I have worked in environments (in Unix) where the entire tool chain,
along with compilers, system headers and libraries, standard utilities,
and everything, were checked in and run in a chroot environment.  I have
personally version controlled the hardware, though not with CVS...  (Sound
crazy?  Try building a product from scratch that's bug-for-bug identical to
an earlier release after upgranding an operating system, then have the
customer test it on an old installation.  Believe me, it's far preferable
to keep old build machines in mothballs.)

>Sometimes it's okay for binary components and tools to come from
>outside of the version control system, subject to some constraints like
>``requires glibc 2.1.3 or later, and Linux kernel 2.4.43 or later''.

Control what you can, remember what you can't.  If you can match the
proper tool chain with the source code then you don't have to check in the
tools.  Some people find it easier to check them in.

My preference is to check in third-party products that contribute to the
product in the way that source code does.  Stuff like the tool chain and
the OS I'm content to remember in the form of version numbers collected
in a file that can be diff'ed at a later time.  Whenever a build runs,
it's sometimes useful to diff such data with that from the prior build to
detect changes to the build environment.  When reproducing an old build,
I collect the data from the build host and compare it with that collected
by the original build and flag differences as warnings.

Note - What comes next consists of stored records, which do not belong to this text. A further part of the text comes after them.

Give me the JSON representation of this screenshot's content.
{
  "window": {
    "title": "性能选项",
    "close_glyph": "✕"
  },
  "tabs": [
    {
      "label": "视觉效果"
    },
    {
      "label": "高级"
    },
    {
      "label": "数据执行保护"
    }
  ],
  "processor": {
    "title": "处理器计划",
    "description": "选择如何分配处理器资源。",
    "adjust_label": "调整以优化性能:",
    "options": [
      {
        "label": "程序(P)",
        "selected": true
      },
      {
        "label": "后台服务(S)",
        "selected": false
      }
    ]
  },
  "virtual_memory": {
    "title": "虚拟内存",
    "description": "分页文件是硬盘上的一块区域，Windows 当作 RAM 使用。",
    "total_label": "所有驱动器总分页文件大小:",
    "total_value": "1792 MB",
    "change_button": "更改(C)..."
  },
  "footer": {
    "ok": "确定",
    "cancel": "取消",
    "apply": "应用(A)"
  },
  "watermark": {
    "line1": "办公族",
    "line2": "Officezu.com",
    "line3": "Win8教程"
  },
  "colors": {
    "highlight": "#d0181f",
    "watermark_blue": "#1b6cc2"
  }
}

The data that I collect include things like the following:
- The output of uname to get the OS major and minor version numbers.
- A list of patches that have been applied to the machine.
- Mount points, including automounts.
- A list of installed packages and versions installed on the machine.
- For tools not installed with the OS or in packages (e.g. Gnu tools), the
  version number as produced by a command line option.  If no such option
  is available then I use a checksum.  Ditto for libraries that I link with.

Though I have not needed to track the following, I can see some value in
doing so:
- Sizes of memory, swap, and temp partitions.
- License keys.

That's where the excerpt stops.